The governing Conservative Party, which holds the majority of seats in the Canadian legislature, used Parliamentary procedures to limit debate on the wheat-board bill, which would allow Canadian barley and wheat farmers in western Canada to choose who they sell their wares to.
Grain farmers are currently compelled to sell to the Canadian Wheat Board.
The bill passed Monday - 153 in favor versus 120 against - and now the upper chamber, or Senate, can conduct its own review.
The Conservative government has repeatedly said it wanted the bill to receive Parliamentary approval - meaning endorsements from both legislative chambers - before the end of 2011 in an effort provide certainty to farmers and commodity markets.
The Conservatives also hold a majority in the Senate, meaning the bill's passage before Dec. 31 looks likely.
"This is a tremendous day," said Canadian Agriculture Minister Gerry Ritz, hours before the vote but anticipating the bill's approval. "This is a movement forward. This is what we have been waiting for for decades. We will get the job done."
The Conservative Party had long argued for dismantling the wheat board, which it said was a relic of another era and denied western Canadians basic economic freedoms.

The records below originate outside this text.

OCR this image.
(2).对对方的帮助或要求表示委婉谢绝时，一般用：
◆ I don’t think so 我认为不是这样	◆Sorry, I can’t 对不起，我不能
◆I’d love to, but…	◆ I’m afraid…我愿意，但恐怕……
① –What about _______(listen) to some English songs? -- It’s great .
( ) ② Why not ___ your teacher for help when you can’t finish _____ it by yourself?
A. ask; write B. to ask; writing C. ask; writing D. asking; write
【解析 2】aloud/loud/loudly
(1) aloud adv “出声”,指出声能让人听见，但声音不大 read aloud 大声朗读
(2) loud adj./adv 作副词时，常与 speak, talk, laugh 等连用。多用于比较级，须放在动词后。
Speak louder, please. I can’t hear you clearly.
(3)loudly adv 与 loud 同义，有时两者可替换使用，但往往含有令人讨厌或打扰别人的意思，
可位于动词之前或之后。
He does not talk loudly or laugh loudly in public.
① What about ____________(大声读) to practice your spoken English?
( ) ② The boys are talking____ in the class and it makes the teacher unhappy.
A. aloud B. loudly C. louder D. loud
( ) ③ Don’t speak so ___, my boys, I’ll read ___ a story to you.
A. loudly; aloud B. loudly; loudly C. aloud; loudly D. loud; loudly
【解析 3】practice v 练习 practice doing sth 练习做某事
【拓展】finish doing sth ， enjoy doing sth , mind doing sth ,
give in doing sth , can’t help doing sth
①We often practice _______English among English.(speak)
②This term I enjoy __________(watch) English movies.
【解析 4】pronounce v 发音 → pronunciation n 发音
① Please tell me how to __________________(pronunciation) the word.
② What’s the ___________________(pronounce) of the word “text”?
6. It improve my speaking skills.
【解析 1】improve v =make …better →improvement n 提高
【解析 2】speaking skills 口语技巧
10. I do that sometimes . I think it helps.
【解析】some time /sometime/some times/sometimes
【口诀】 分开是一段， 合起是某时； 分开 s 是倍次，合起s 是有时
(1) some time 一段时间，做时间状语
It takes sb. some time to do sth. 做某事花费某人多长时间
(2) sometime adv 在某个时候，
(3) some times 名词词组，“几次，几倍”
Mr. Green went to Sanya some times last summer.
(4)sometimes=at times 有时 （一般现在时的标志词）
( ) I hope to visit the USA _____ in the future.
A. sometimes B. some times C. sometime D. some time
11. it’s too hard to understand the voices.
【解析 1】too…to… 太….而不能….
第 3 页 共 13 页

Even though it has been in power since 2006, the Conservative government didn't have enough votes to repeal the wheat board until this year, when it won a majority mandate last May.
Once the bill is approved by the Canadian senate and receives royal assent - largely a formality - farmers and grain companies can begin to enter into forward contracts for delivery after Aug. 1 of next year.

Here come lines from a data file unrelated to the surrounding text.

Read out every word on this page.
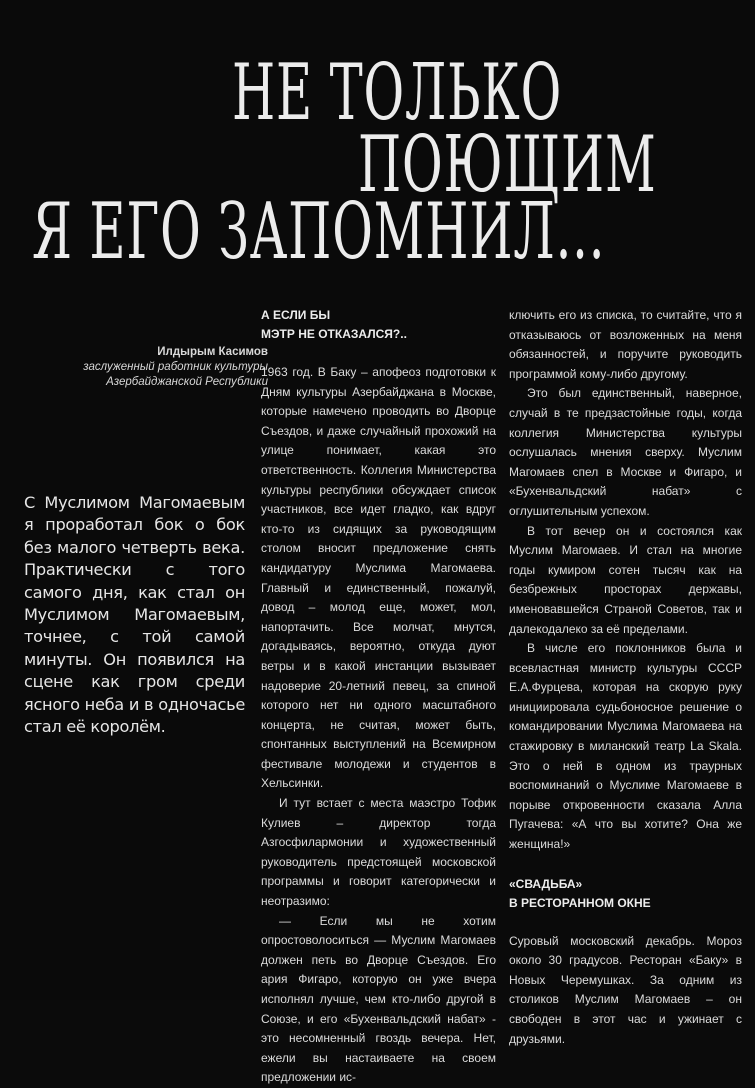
НЕ ТОЛЬКО
ПОЮЩИМ
Я ЕГО ЗАПОМНИЛ...
Илдырым Касимов
заслуженный работник культуры
Азербайджанской Республики
С Муслимом Магомаевым я проработал бок о бок без малого четверть века. Практически с того самого дня, как стал он Муслимом Магомаевым, точнее, с той самой минуты. Он появился на сцене как гром среди ясного неба и в одночасье стал её королём.
А ЕСЛИ БЫ
МЭТР НЕ ОТКАЗАЛСЯ?..

1963 год. В Баку – апофеоз подготовки к Дням культуры Азербайджана в Москве, которые намечено проводить во Дворце Съездов, и даже случайный прохожий на улице понимает, какая это ответственность. Коллегия Министерства культуры республики обсуждает список участников, все идет гладко, как вдруг кто-то из сидящих за руководящим столом вносит предложение снять кандидатуру Муслима Магомаева. Главный и единственный, пожалуй, довод – молод еще, может, мол, напортачить. Все молчат, мнутся, догадываясь, вероятно, откуда дуют ветры и в какой инстанции вызывает надоверие 20-летний певец, за спиной которого нет ни одного масштабного концерта, не считая, может быть, спонтанных выступлений на Всемирном фестивале молодежи и студентов в Хельсинки.

И тут встает с места маэстро Тофик Кулиев – директор тогда Азгосфилармонии и художественный руководитель предстоящей московской программы и говорит категорически и неотразимо:

— Если мы не хотим опростоволоситься — Муслим Магомаев должен петь во Дворце Съездов. Его ария Фигаро, которую он уже вчера исполнял лучше, чем кто-либо другой в Союзе, и его «Бухенвальдский набат» - это несомненный гвоздь вечера. Нет, ежели вы настаиваете на своем предложении ис-

ключить его из списка, то считайте, что я отказываюсь от возложенных на меня обязанностей, и поручите руководить программой кому-либо другому.

Это был единственный, наверное, случай в те предзастойные годы, когда коллегия Министерства культуры ослушалась мнения сверху. Муслим Магомаев спел в Москве и Фигаро, и «Бухенвальдский набат» с оглушительным успехом.

В тот вечер он и состоялся как Муслим Магомаев. И стал на многие годы кумиром сотен тысяч как на безбрежных просторах державы, именовавшейся Страной Советов, так и далекодалеко за её пределами.

В числе его поклонников была и всевластная министр культуры СССР Е.А.Фурцева, которая на скорую руку инициировала судьбоносное решение о командировании Муслима Магомаева на стажировку в миланский театр La Skala. Это о ней в одном из траурных воспоминаний о Муслиме Магомаеве в порыве откровенности сказала Алла Пугачева: «А что вы хотите? Она же женщина!»

«СВАДЬБА»
В РЕСТОРАННОМ ОКНЕ

Суровый московский декабрь. Мороз около 30 градусов. Ресторан «Баку» в Новых Черемушках. За одним из столиков Муслим Магомаев – он свободен в этот час и ужинает с друзьями.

In addition, as of next August, western Canadian wheat and barley farmers can sell all their grain as they so choose.
Ritz had warned Canada's parliament would sit through the Christmas holiday break, if required, to ensure passage before year end.
The wheat board, through its power as sole purchaser, controls around 14% of global wheat exports, including about half the world's exports of durum wheat, which is used to make pasta.
As a result of the pending legislation, grain handlers such as Cargill, Viterra and Bunge could see their roles (and returns) in Canadian grain markets grow.
Some wheat-board directors have filed a lawsuit with the Federal Court of Canada in a last-ditch effort to stop the Conservative government.
The directors' lawyers argue the government did not seek farmer consent before moving ahead with changes to the Winnipeg-based agency, something they say is mandatory under existing legislation.
Bryan Schwartz, a law professor at the University of Manitoba in Winnipeg, said the lawsuit faces a "major" hurdle, in that it is challenging the principle of parliamentary supremacy or the power of elected legislators to pass, repeal or amend the country's laws.